A common mistake is to put the property in joint name with an adult child so that it automatically passes to the child when you die and “saves” you the attorney’s fees. This idea has many pitfalls. If the child dies before you, you return to the starting point. It may not be a problem if you have time to fix that, but what if you have an accident together and never get a chance to turn things around? Or what if you never get to do it? Now your heirs will have to validate your assets, which will cost them much more than it would have cost you to see an estate planning attorney.

Creditors are also a consideration. Did you know that your child’s creditors could use your property to collect your child’s debts? If your child is on the title, the child owns it. Creditors can attach real property for the collection of a judgment. They can seize bank accounts. When that happens, it’s up to you to try and undo it. Proving that something is really all yours, recovering funds, releasing a frozen bank account, or removing a lien can be very difficult and doesn’t always work. It usually requires the help of an attorney, which costs more than you would have spent on an estate planning attorney.

Another popular idea is to leave everything in the hands of an adult child because that child “knows what you want to do with him” and will divide things when you pass away.
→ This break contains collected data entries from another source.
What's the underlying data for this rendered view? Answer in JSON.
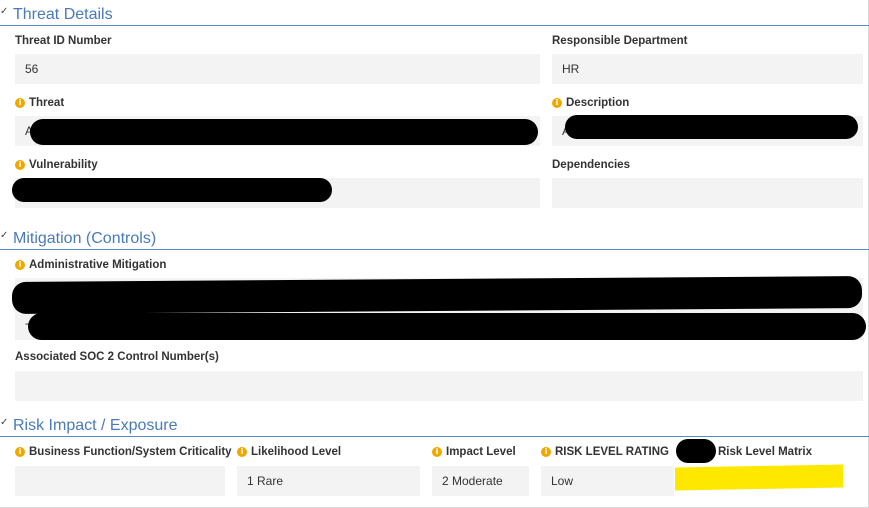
{
  "sections": {
    "threat": {
      "title": "Threat Details"
    },
    "mitigation": {
      "title": "Mitigation (Controls)"
    },
    "risk": {
      "title": "Risk Impact / Exposure"
    }
  },
  "threat_details": {
    "threat_id": {
      "label": "Threat ID Number",
      "value": "56"
    },
    "department": {
      "label": "Responsible Department",
      "value": "HR"
    },
    "threat": {
      "label": "Threat",
      "value": "A"
    },
    "description": {
      "label": "Description",
      "value": "A"
    },
    "vulnerability": {
      "label": "Vulnerability",
      "value": ""
    },
    "dependencies": {
      "label": "Dependencies",
      "value": ""
    }
  },
  "mitigation": {
    "admin": {
      "label": "Administrative Mitigation",
      "value": "-"
    },
    "soc2": {
      "label": "Associated SOC 2 Control Number(s)",
      "value": ""
    }
  },
  "risk": {
    "criticality": {
      "label": "Business Function/System Criticality",
      "value": ""
    },
    "likelihood": {
      "label": "Likelihood Level",
      "value": "1 Rare"
    },
    "impact": {
      "label": "Impact Level",
      "value": "2 Moderate"
    },
    "rating": {
      "label": "RISK LEVEL RATING",
      "value": "Low"
    },
    "matrix": {
      "label": "Risk Level Matrix"
    }
  },
  "colors": {
    "section_title": "#4a7ab8",
    "info_icon": "#f0a800",
    "field_bg": "#f3f3f3",
    "matrix_highlight": "#ffe800"
  },
  "icons": {
    "info": "info-icon",
    "collapse": "chevron-down-icon"
  }
}
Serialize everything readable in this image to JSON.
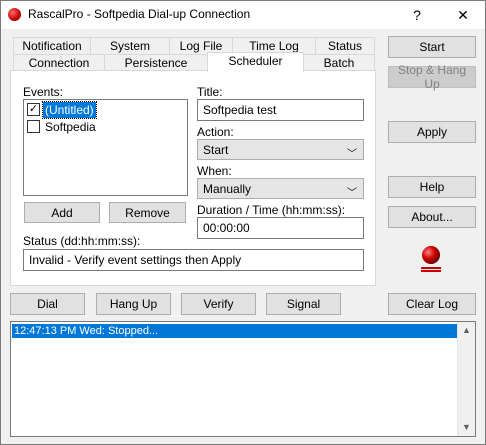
{
  "window": {
    "title": "RascalPro - Softpedia Dial-up Connection",
    "help_glyph": "?",
    "close_glyph": "✕"
  },
  "tabs_row1": [
    "Notification",
    "System",
    "Log File",
    "Time Log",
    "Status"
  ],
  "tabs_row2": [
    "Connection",
    "Persistence",
    "Scheduler",
    "Batch"
  ],
  "scheduler": {
    "events_label": "Events:",
    "events": [
      {
        "label": "(Untitled)",
        "checked": true
      },
      {
        "label": "Softpedia",
        "checked": false
      }
    ],
    "add_label": "Add",
    "remove_label": "Remove",
    "title_label": "Title:",
    "title_value": "Softpedia test",
    "action_label": "Action:",
    "action_value": "Start",
    "when_label": "When:",
    "when_value": "Manually",
    "duration_label": "Duration / Time (hh:mm:ss):",
    "duration_value": "00:00:00",
    "status_label": "Status (dd:hh:mm:ss):",
    "status_value": "Invalid - Verify event settings then Apply"
  },
  "right_buttons": {
    "start": "Start",
    "stop_hang_up": "Stop & Hang Up",
    "apply": "Apply",
    "help": "Help",
    "about": "About..."
  },
  "bottom_buttons": {
    "dial": "Dial",
    "hang_up": "Hang Up",
    "verify": "Verify",
    "signal": "Signal",
    "clear_log": "Clear Log"
  },
  "log": {
    "lines": [
      "12:47:13 PM Wed: Stopped..."
    ]
  },
  "colors": {
    "selection": "#0078d7",
    "button_face": "#e1e1e1",
    "window_bg": "#f0f0f0",
    "logo_red": "#cc0000"
  }
}
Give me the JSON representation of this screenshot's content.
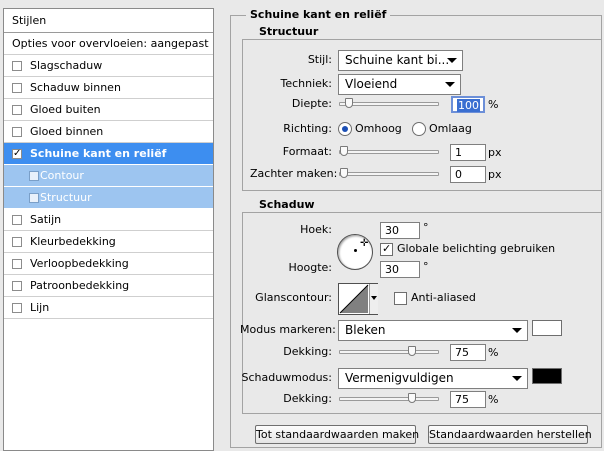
{
  "styles_panel": {
    "header": "Stijlen",
    "blend_options": "Opties voor overvloeien: aangepast",
    "items": [
      {
        "label": "Slagschaduw",
        "checked": false
      },
      {
        "label": "Schaduw binnen",
        "checked": false
      },
      {
        "label": "Gloed buiten",
        "checked": false
      },
      {
        "label": "Gloed binnen",
        "checked": false
      },
      {
        "label": "Schuine kant en reliëf",
        "checked": true
      },
      {
        "label": "Contour",
        "checked": false
      },
      {
        "label": "Structuur",
        "checked": false
      },
      {
        "label": "Satijn",
        "checked": false
      },
      {
        "label": "Kleurbedekking",
        "checked": false
      },
      {
        "label": "Verloopbedekking",
        "checked": false
      },
      {
        "label": "Patroonbedekking",
        "checked": false
      },
      {
        "label": "Lijn",
        "checked": false
      }
    ],
    "check_glyph": "✓"
  },
  "panel": {
    "title": "Schuine kant en reliëf",
    "structure": {
      "title": "Structuur",
      "style_label": "Stijl:",
      "style_value": "Schuine kant bi...",
      "technique_label": "Techniek:",
      "technique_value": "Vloeiend",
      "depth_label": "Diepte:",
      "depth_value": "100",
      "depth_unit": "%",
      "depth_level": 0.05,
      "direction_label": "Richting:",
      "direction_up": "Omhoog",
      "direction_down": "Omlaag",
      "size_label": "Formaat:",
      "size_value": "1",
      "size_unit": "px",
      "size_level": 0.0,
      "soften_label": "Zachter maken:",
      "soften_value": "0",
      "soften_unit": "px",
      "soften_level": 0.0
    },
    "shading": {
      "title": "Schaduw",
      "angle_label": "Hoek:",
      "angle_value": "30",
      "angle_unit": "°",
      "global_light_label": "Globale belichting gebruiken",
      "altitude_label": "Hoogte:",
      "altitude_value": "30",
      "altitude_unit": "°",
      "gloss_label": "Glanscontour:",
      "anti_aliased_label": "Anti-aliased",
      "highlight_label": "Modus markeren:",
      "highlight_value": "Bleken",
      "highlight_color": "#ffffff",
      "highlight_opacity_label": "Dekking:",
      "highlight_opacity_value": "75",
      "highlight_opacity_unit": "%",
      "highlight_opacity_level": 0.75,
      "shadow_label": "Schaduwmodus:",
      "shadow_value": "Vermenigvuldigen",
      "shadow_color": "#000000",
      "shadow_opacity_label": "Dekking:",
      "shadow_opacity_value": "75",
      "shadow_opacity_unit": "%",
      "shadow_opacity_level": 0.75
    },
    "buttons": {
      "make_default": "Tot standaardwaarden maken",
      "reset_default": "Standaardwaarden herstellen"
    }
  }
}
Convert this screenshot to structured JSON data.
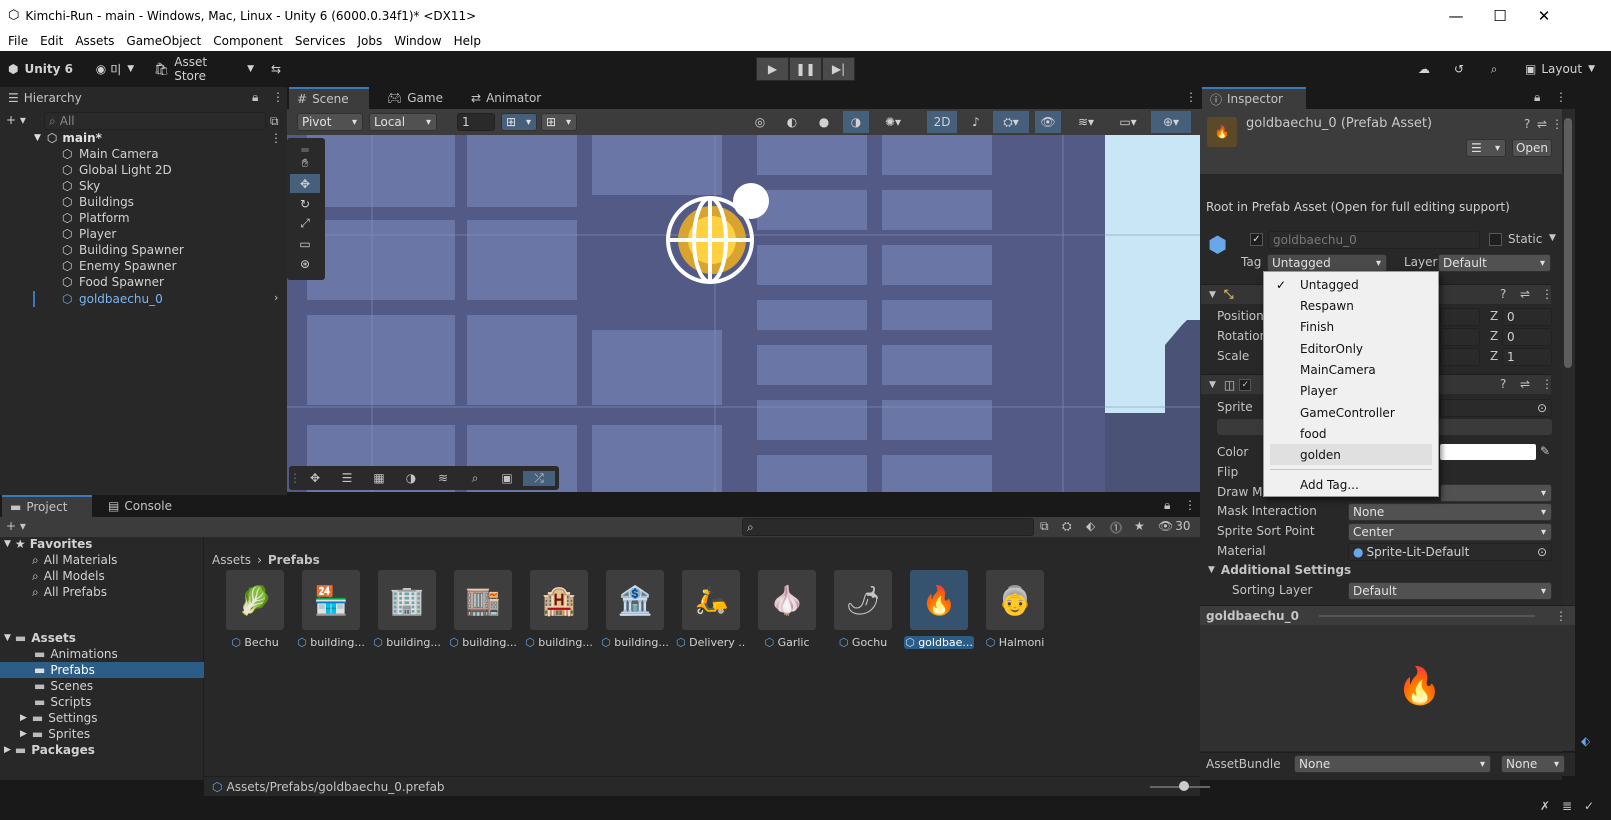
{
  "window": {
    "title": "Kimchi-Run - main - Windows, Mac, Linux - Unity 6 (6000.0.34f1)* <DX11>",
    "minimize": "—",
    "maximize": "☐",
    "close": "✕"
  },
  "menu": [
    "File",
    "Edit",
    "Assets",
    "GameObject",
    "Component",
    "Services",
    "Jobs",
    "Window",
    "Help"
  ],
  "toolbar": {
    "unity_label": "Unity 6",
    "account": "미",
    "asset_store": "Asset Store",
    "layout": "Layout"
  },
  "hierarchy": {
    "tab": "Hierarchy",
    "search_placeholder": "All",
    "scene": "main*",
    "items": [
      "Main Camera",
      "Global Light 2D",
      "Sky",
      "Buildings",
      "Platform",
      "Player",
      "Building Spawner",
      "Enemy Spawner",
      "Food Spawner",
      "goldbaechu_0"
    ]
  },
  "scene_view": {
    "tabs": [
      "Scene",
      "Game",
      "Animator"
    ],
    "pivot": "Pivot",
    "local": "Local",
    "grid_value": "1",
    "mode_2d": "2D"
  },
  "inspector": {
    "tab": "Inspector",
    "header_title": "goldbaechu_0 (Prefab Asset)",
    "open_button": "Open",
    "root_note": "Root in Prefab Asset (Open for full editing support)",
    "object_name": "goldbaechu_0",
    "static_label": "Static",
    "tag_label": "Tag",
    "tag_value": "Untagged",
    "layer_label": "Layer",
    "layer_value": "Default",
    "position_label": "Position",
    "rotation_label": "Rotation",
    "scale_label": "Scale",
    "axis_z": "Z",
    "pos_z": "0",
    "rot_z": "0",
    "scale_z": "1",
    "sprite_label": "Sprite",
    "color_label": "Color",
    "flip_label": "Flip",
    "draw_mode_label": "Draw Mo",
    "mask_interaction_label": "Mask Interaction",
    "mask_interaction_value": "None",
    "sprite_sort_point_label": "Sprite Sort Point",
    "sprite_sort_point_value": "Center",
    "material_label": "Material",
    "material_value": "Sprite-Lit-Default",
    "additional_settings": "Additional Settings",
    "sorting_layer_label": "Sorting Layer",
    "sorting_layer_value": "Default",
    "preview_title": "goldbaechu_0",
    "assetbundle_label": "AssetBundle",
    "assetbundle_value": "None",
    "assetbundle_variant": "None"
  },
  "tag_menu": {
    "items": [
      "Untagged",
      "Respawn",
      "Finish",
      "EditorOnly",
      "MainCamera",
      "Player",
      "GameController",
      "food",
      "golden"
    ],
    "add_tag": "Add Tag...",
    "checked": "✓"
  },
  "project": {
    "tabs": [
      "Project",
      "Console"
    ],
    "hidden_count": "30",
    "favorites": "Favorites",
    "favorite_items": [
      "All Materials",
      "All Models",
      "All Prefabs"
    ],
    "assets_root": "Assets",
    "asset_folders": [
      "Animations",
      "Prefabs",
      "Scenes",
      "Scripts",
      "Settings",
      "Sprites"
    ],
    "packages": "Packages",
    "breadcrumb_root": "Assets",
    "breadcrumb_current": "Prefabs",
    "assets": [
      {
        "label": "Bechu",
        "icon": "🥬"
      },
      {
        "label": "building...",
        "icon": "🏪"
      },
      {
        "label": "building...",
        "icon": "🏢"
      },
      {
        "label": "building...",
        "icon": "🏬"
      },
      {
        "label": "building...",
        "icon": "🏨"
      },
      {
        "label": "building...",
        "icon": "🏦"
      },
      {
        "label": "Delivery ...",
        "icon": "🛵"
      },
      {
        "label": "Garlic",
        "icon": "🧄"
      },
      {
        "label": "Gochu",
        "icon": "🌶"
      },
      {
        "label": "goldbae...",
        "icon": "🔥"
      },
      {
        "label": "Halmoni",
        "icon": "👵"
      }
    ],
    "status_path": "Assets/Prefabs/goldbaechu_0.prefab"
  },
  "colors": {
    "selection_blue": "#2c5d87",
    "accent_blue": "#3a79bb",
    "scene_bg": "#525a85"
  }
}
This can take many forms, including joint title, naming only one child in a self-made will, or simply telling that child what he wants without discussing it with anyone else or taking any formal steps. What could go wrong? Plenty! For one thing, like in the example above, the child could die before you or at the same time as you. You are also putting your child in a difficult position if there is any dissension between your children. You might not think your little darlings would behave that way, but money and pain do strange things to people: tempers flare, siblings don’t get along, and sometimes the kid who was supposed to dividing the property decides to keep everything. Stories abound of fights between children, ultimately costing expensive legal fees and leaving behind broken relationships. Even if you’re sure this won’t happen to you (famous last words), consider the other extreme: Will your child feel so guilty or self-effacing that he’ll give everything to his siblings and keep nothing for himself?

Writing your own will or trust can also spell trouble. If you do not follow the required formalities, the document will not be valid. If there is anything ambiguous about what you wrote, a court will decide what you meant. That’s expensive and like rolling a dice. If you think it’s easy to be clear, think again. Take the case of the man whose will mandated that his daughter receive a large monetary gift if she survived him 30 days, and that his second wife receive everything else. The daughter died on the 28th. Who gets his share? The will said that the wife gets “everything else.” The will did not say what to do if the daughter did not survive. Does the second wife get it or does she go to the children of the man from her previous marriage? Where do you think those kids think she should go? A court will probably have to get involved and this will cost a lot more than having a lawyer write the will!

You should not try to be your own lawyer any more than you would try to be your own dentist or surgeon. As the saying goes, “You get what you pay for.” If you think do-it-yourself estate planning software is the answer, you should read Consumer Reports’ review.